Le président de la Chambre d’Oliveira do Hospital, José Carlos Alexandrino, a mis en doute aujourd’hui l’absence de députés ou de représentants du gouvernement dans le processus de détermination d’une éventuelle responsabilité pénale pour les incendies de Pedrógão Grande.

« Je demande pourquoi il n’y a pas de gouverneur, pourquoi n’y a-t-il pas de député accusé dans ce processus, puisqu’ils ont fait les lois et ne nous ont pas donné les moyens ? Cela ne peut pas être seulement les maires ou cela ne peut pas être seulement le commandant des pompiers ou d’autres personnes », a déclaré José Carlos Alexandrino, qui est également président de la Communauté Intercommunale de la Région de Coimbra.

Le maire s’exprimait lors de la séance solennelle de la Journée de la municipalité de Pedrógão Grande, dans le district de Leiria.

Un peu plus tôt, José Carlos Alexandrino avait déclaré que « c’était bien que le tribunal (…), peut-être, commence par d’autres qui font des lois à l’Assemblée de la République, qui font des lois pour que les conseils municipaux se conforment ».

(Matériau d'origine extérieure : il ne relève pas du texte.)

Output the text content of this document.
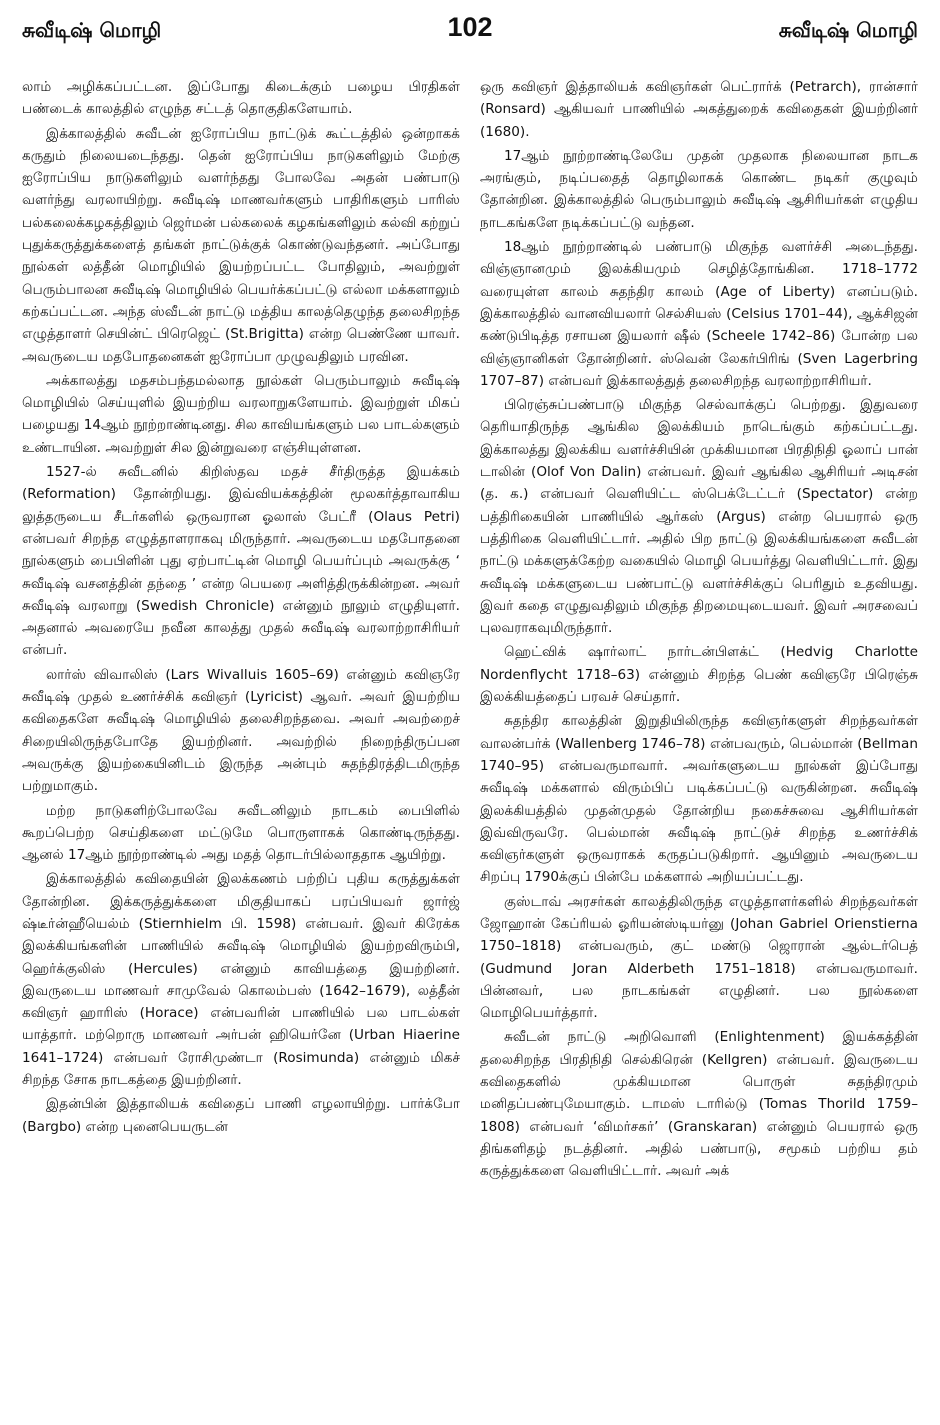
சுவீடிஷ் மொழி	102	சுவீடிஷ் மொழி

லாம் அழிக்கப்பட்டன. இப்போது கிடைக்கும் பழைய பிரதிகள் பண்டைக் காலத்தில் எழுந்த சட்டத் தொகுதிகளேயாம்.

இக்காலத்தில் சுவீடன் ஐரோப்பிய நாட்டுக் கூட்டத்தில் ஒன்றாகக் கருதும் நிலையடைந்தது. தென் ஐரோப்பிய நாடுகளிலும் மேற்கு ஐரோப்பிய நாடுகளிலும் வளர்ந்தது போலவே அதன் பண்பாடு வளர்ந்து வரலாயிற்று. சுவீடிஷ் மாணவர்களும் பாதிரிகளும் பாரிஸ் பல்கலைக்கழகத்திலும் ஜெர்மன் பல்கலைக் கழகங்களிலும் கல்வி கற்றுப் புதுக்கருத்துக்களைத் தங்கள் நாட்டுக்குக் கொண்டுவந்தனர். அப்போது நூல்கள் லத்தீன் மொழியில் இயற்றப்பட்ட போதிலும், அவற்றுள் பெரும்பாலன சுவீடிஷ் மொழியில் பெயர்க்கப்பட்டு எல்லா மக்களாலும் கற்கப்பட்டன. அந்த ஸ்வீடன் நாட்டு மத்திய காலத்தெழுந்த தலைசிறந்த எழுத்தாளர் செயின்ட் பிரெஜெட் (St.Brigitta) என்ற பெண்ணே யாவர். அவருடைய மதபோதனைகள் ஐரோப்பா முழுவதிலும் பரவின.

அக்காலத்து மதசம்பந்தமல்லாத நூல்கள் பெரும்பாலும் சுவீடிஷ் மொழியில் செய்யுளில் இயற்றிய வரலாறுகளேயாம். இவற்றுள் மிகப் பழையது 14ஆம் நூற்றாண்டினது. சில காவியங்களும் பல பாடல்களும் உண்டாயின. அவற்றுள் சில இன்றுவரை எஞ்சியுள்ளன.

1527-ல் சுவீடனில் கிறிஸ்தவ மதச் சீர்திருத்த இயக்கம் (Reformation) தோன்றியது. இவ்வியக்கத்தின் மூலகர்த்தாவாகிய லுத்தருடைய சீடர்களில் ஒருவரான ஓலாஸ் பேட்ரீ (Olaus Petri) என்பவர் சிறந்த எழுத்தாளராகவு மிருந்தார். அவருடைய மதபோதனை நூல்களும் பைபிளின் புது ஏற்பாட்டின் மொழி பெயர்ப்பும் அவருக்கு ‘ சுவீடிஷ் வசனத்தின் தந்தை ’ என்ற பெயரை அளித்திருக்கின்றன. அவர் சுவீடிஷ் வரலாறு (Swedish Chronicle) என்னும் நூலும் எழுதியுளர். அதனால் அவரையே நவீன காலத்து முதல் சுவீடிஷ் வரலாற்றாசிரியர் என்பர்.

லார்ஸ் விவாலிஸ் (Lars Wivalluis 1605–69) என்னும் கவிஞரே சுவீடிஷ் முதல் உணர்ச்சிக் கவிஞர் (Lyricist) ஆவர். அவர் இயற்றிய கவிதைகளே சுவீடிஷ் மொழியில் தலைசிறந்தவை. அவர் அவற்றைச் சிறையிலிருந்தபோதே இயற்றினர். அவற்றில் நிறைந்திருப்பன அவருக்கு இயற்கையினிடம் இருந்த அன்பும் சுதந்திரத்திடமிருந்த பற்றுமாகும்.

மற்ற நாடுகளிற்போலவே சுவீடனிலும் நாடகம் பைபிளில் கூறப்பெற்ற செய்திகளை மட்டுமே பொருளாகக் கொண்டிருந்தது. ஆனல் 17ஆம் நூற்றாண்டில் அது மதத் தொடர்பில்லாததாக ஆயிற்று.

இக்காலத்தில் கவிதையின் இலக்கணம் பற்றிப் புதிய கருத்துக்கள் தோன்றின. இக்கருத்துக்களை மிகுதியாகப் பரப்பியவர் ஜார்ஜ் ஷ்டீர்ன்ஹீயெல்ம் (Stiernhielm பி. 1598) என்பவர். இவர் கிரேக்க இலக்கியங்களின் பாணியில் சுவீடிஷ் மொழியில் இயற்றவிரும்பி, ஹெர்க்குலிஸ் (Hercules) என்னும் காவியத்தை இயற்றினர். இவருடைய மாணவர் சாமுவேல் கொலம்பஸ் (1642–1679), லத்தீன் கவிஞர் ஹாரிஸ் (Horace) என்பவரின் பாணியில் பல பாடல்கள் யாத்தார். மற்றொரு மாணவர் அர்பன் ஹியெர்னே (Urban Hiaerine 1641–1724) என்பவர் ரோசிமுண்டா (Rosimunda) என்னும் மிகச் சிறந்த சோக நாடகத்தை இயற்றினர்.

இதன்பின் இத்தாலியக் கவிதைப் பாணி எழலாயிற்று. பார்க்போ (Bargbo) என்ற புனைபெயருடன்

ஒரு கவிஞர் இத்தாலியக் கவிஞர்கள் பெட்ரார்க் (Petrarch), ரான்சார் (Ronsard) ஆகியவர் பாணியில் அகத்துறைக் கவிதைகள் இயற்றினர் (1680).

17ஆம் நூற்றாண்டிலேயே முதன் முதலாக நிலையான நாடக அரங்கும், நடிப்பதைத் தொழிலாகக் கொண்ட நடிகர் குழுவும் தோன்றின. இக்காலத்தில் பெரும்பாலும் சுவீடிஷ் ஆசிரியர்கள் எழுதிய நாடகங்களே நடிக்கப்பட்டு வந்தன.

18ஆம் நூற்றாண்டில் பண்பாடு மிகுந்த வளர்ச்சி அடைந்தது. விஞ்ஞானமும் இலக்கியமும் செழித்தோங்கின. 1718–1772 வரையுள்ள காலம் சுதந்திர காலம் (Age of Liberty) எனப்படும். இக்காலத்தில் வானவியலார் செல்சியஸ் (Celsius 1701–44), ஆக்சிஜன் கண்டுபிடித்த ரசாயன இயலார் ஷீல் (Scheele 1742–86) போன்ற பல விஞ்ஞானிகள் தோன்றினர். ஸ்வென் லேகர்பிரிங் (Sven Lagerbring 1707–87) என்பவர் இக்காலத்துத் தலைசிறந்த வரலாற்றாசிரியர்.

பிரெஞ்சுப்பண்பாடு மிகுந்த செல்வாக்குப் பெற்றது. இதுவரை தெரியாதிருந்த ஆங்கில இலக்கியம் நாடெங்கும் கற்கப்பட்டது. இக்காலத்து இலக்கிய வளர்ச்சியின் முக்கியமான பிரதிநிதி ஓலாப் பான் டாலின் (Olof Von Dalin) என்பவர். இவர் ஆங்கில ஆசிரியர் அடிசன் (த. க.) என்பவர் வெளியிட்ட ஸ்பெக்டேட்டர் (Spectator) என்ற பத்திரிகையின் பாணியில் ஆர்கஸ் (Argus) என்ற பெயரால் ஒரு பத்திரிகை வெளியிட்டார். அதில் பிற நாட்டு இலக்கியங்களை சுவீடன் நாட்டு மக்களுக்கேற்ற வகையில் மொழி பெயர்த்து வெளியிட்டார். இது சுவீடிஷ் மக்களுடைய பண்பாட்டு வளர்ச்சிக்குப் பெரிதும் உதவியது. இவர் கதை எழுதுவதிலும் மிகுந்த திறமையுடையவர். இவர் அரசவைப் புலவராகவுமிருந்தார்.

ஹெட்விக் ஷார்லாட் நார்டன்பிளக்ட் (Hedvig Charlotte Nordenflycht 1718–63) என்னும் சிறந்த பெண் கவிஞரே பிரெஞ்சு இலக்கியத்தைப் பரவச் செய்தார்.

சுதந்திர காலத்தின் இறுதியிலிருந்த கவிஞர்களுள் சிறந்தவர்கள் வாலன்பர்க் (Wallenberg 1746–78) என்பவரும், பெல்மான் (Bellman 1740–95) என்பவருமாவார். அவர்களுடைய நூல்கள் இப்போது சுவீடிஷ் மக்களால் விரும்பிப் படிக்கப்பட்டு வருகின்றன. சுவீடிஷ் இலக்கியத்தில் முதன்முதல் தோன்றிய நகைச்சுவை ஆசிரியர்கள் இவ்விருவரே. பெல்மான் சுவீடிஷ் நாட்டுச் சிறந்த உணர்ச்சிக் கவிஞர்களுள் ஒருவராகக் கருதப்படுகிறார். ஆயினும் அவருடைய சிறப்பு 1790க்குப் பின்பே மக்களால் அறியப்பட்டது.

குஸ்டாவ் அரசர்கள் காலத்திலிருந்த எழுத்தாளர்களில் சிறந்தவர்கள் ஜோஹான் கேப்ரியல் ஓரியன்ஸ்டியர்னு (Johan Gabriel Orienstierna 1750–1818) என்பவரும், குட் மண்டு ஜொரான் ஆல்டர்பெத் (Gudmund Joran Alderbeth 1751–1818) என்பவருமாவர். பின்னவர், பல நாடகங்கள் எழுதினர். பல நூல்களை மொழிபெயர்த்தார்.

சுவீடன் நாட்டு அறிவொளி (Enlightenment) இயக்கத்தின் தலைசிறந்த பிரதிநிதி செல்கிரென் (Kellgren) என்பவர். இவருடைய கவிதைகளில் முக்கியமான பொருள் சுதந்திரமும் மனிதப்பண்புமேயாகும். டாமஸ் டாரில்டு (Tomas Thorild 1759–1808) என்பவர் ‘விமர்சகர்’ (Granskaran) என்னும் பெயரால் ஒரு திங்களிதழ் நடத்தினர். அதில் பண்பாடு, சமூகம் பற்றிய தம் கருத்துக்களை வெளியிட்டார். அவர் அக்
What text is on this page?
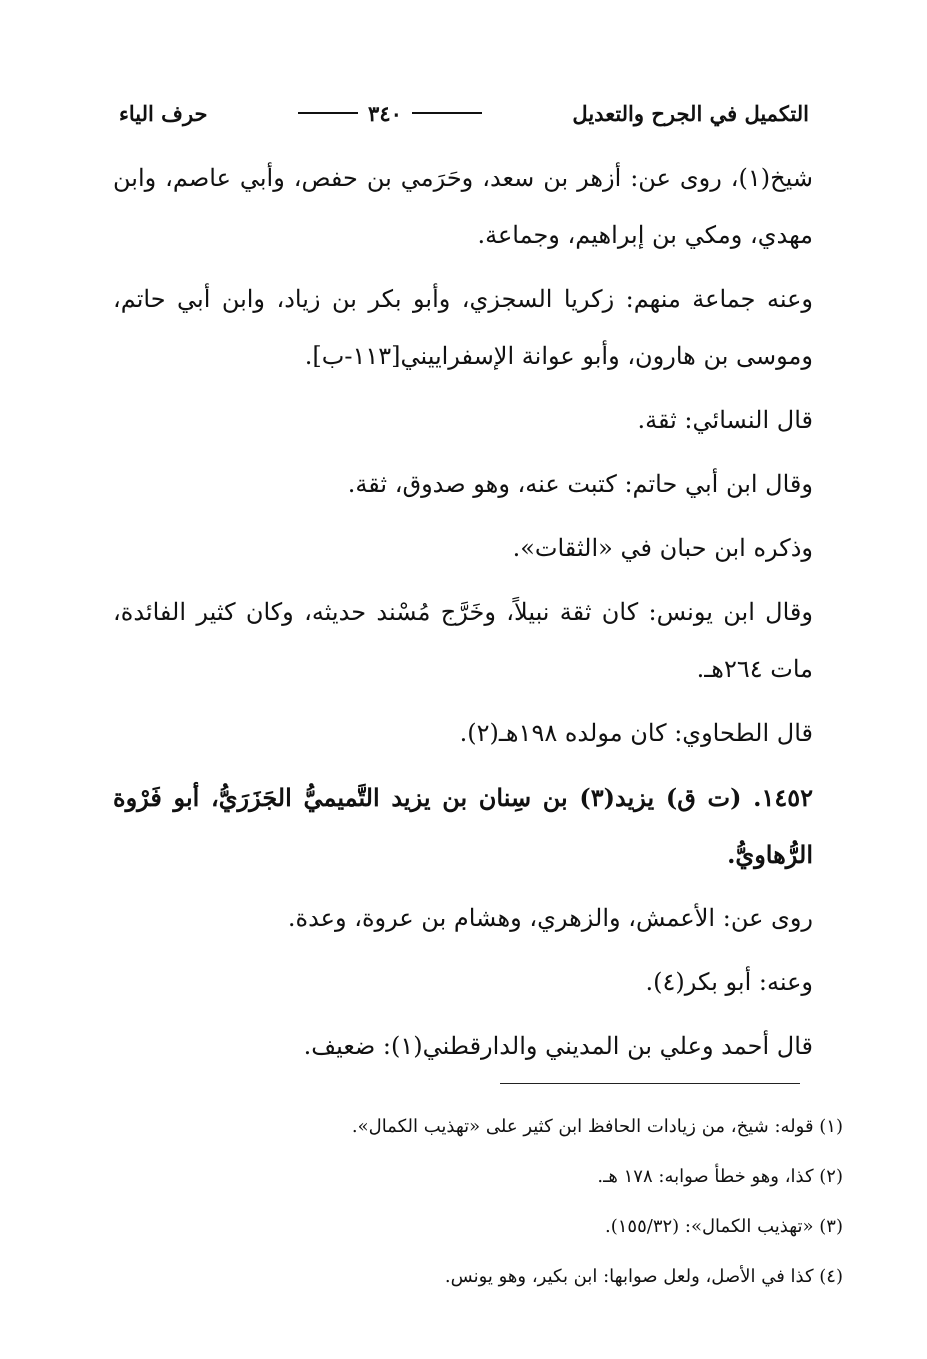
التكميل في الجرح والتعديل
٣٤٠
حرف الياء

شيخ(١)، روى عن: أزهر بن سعد، وحَرَمي بن حفص، وأبي عاصم، وابن مهدي، ومكي بن إبراهيم، وجماعة.

وعنه جماعة منهم: زكريا السجزي، وأبو بكر بن زياد، وابن أبي حاتم، وموسى بن هارون، وأبو عوانة الإسفراييني[١١٣-ب].

قال النسائي: ثقة.

وقال ابن أبي حاتم: كتبت عنه، وهو صدوق، ثقة.

وذكره ابن حبان في «الثقات».

وقال ابن يونس: كان ثقة نبيلاً، وخَرَّج مُسْند حديثه، وكان كثير الفائدة، مات ٢٦٤هـ.

قال الطحاوي: كان مولده ١٩٨هـ(٢).

١٤٥٢. (ت ق) يزيد(٣) بن سِنان بن يزيد التَّميميُّ الجَزَرَيُّ، أبو فَرْوة الرُّهاويُّ.

روى عن: الأعمش، والزهري، وهشام بن عروة، وعدة.

وعنه: أبو بكر(٤).

قال أحمد وعلي بن المديني والدارقطني(١): ضعيف.

(١) قوله: شيخ، من زيادات الحافظ ابن كثير على «تهذيب الكمال».

(٢) كذا، وهو خطأ صوابه: ١٧٨ هـ.

(٣) «تهذيب الكمال»: (١٥٥/٣٢).

(٤) كذا في الأصل، ولعل صوابها: ابن بكير، وهو يونس.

« Il y a des lois que, pour qu’on les respecte, il faut avoir les moyens de se financer pour le faire », a-t-il souligné, estimant : « C’est facile pour nous de déterminer et les maires de s’y mettre, de le faire , même s’il n’y a pas de fonds. »

Partant du principe qu’il a été une voix anticonformiste concernant ce processus, José Carlos Alexandrino a défendu qu’il n’était pas nécessaire de trouver des boucs émissaires.

« Parce qu’il y en a toujours. Quand quelque chose arrive, nous devons trouver un ensemble de boucs émissaires pour que nous puissions tous avoir la conscience tranquille », a-t-il déclaré.

Regrettant de vouloir juger les gens « comme s’il était possible de maîtriser cet incendie », le maire a indiqué qu’il témoignera devant le tribunal judiciaire de Leiria, car il ne croit pas qu' »un nettoyage de 10 mètres de chaque côté de la route empêcherait toute mort », soit à Pedrógão Grande, soit à Oliveira do Hospital.

Réitérant qu’il s’agit du « procès de la honte », le maire d’Oliveira do Hospital a ajouté, faisant référence au commandant des pompiers volontaires et à d’autres prévenus, qu' »aucun tribunal ne peut vous condamner pour quelque chose que vous n’avez pas pu éviter », avec des applaudissements, puis .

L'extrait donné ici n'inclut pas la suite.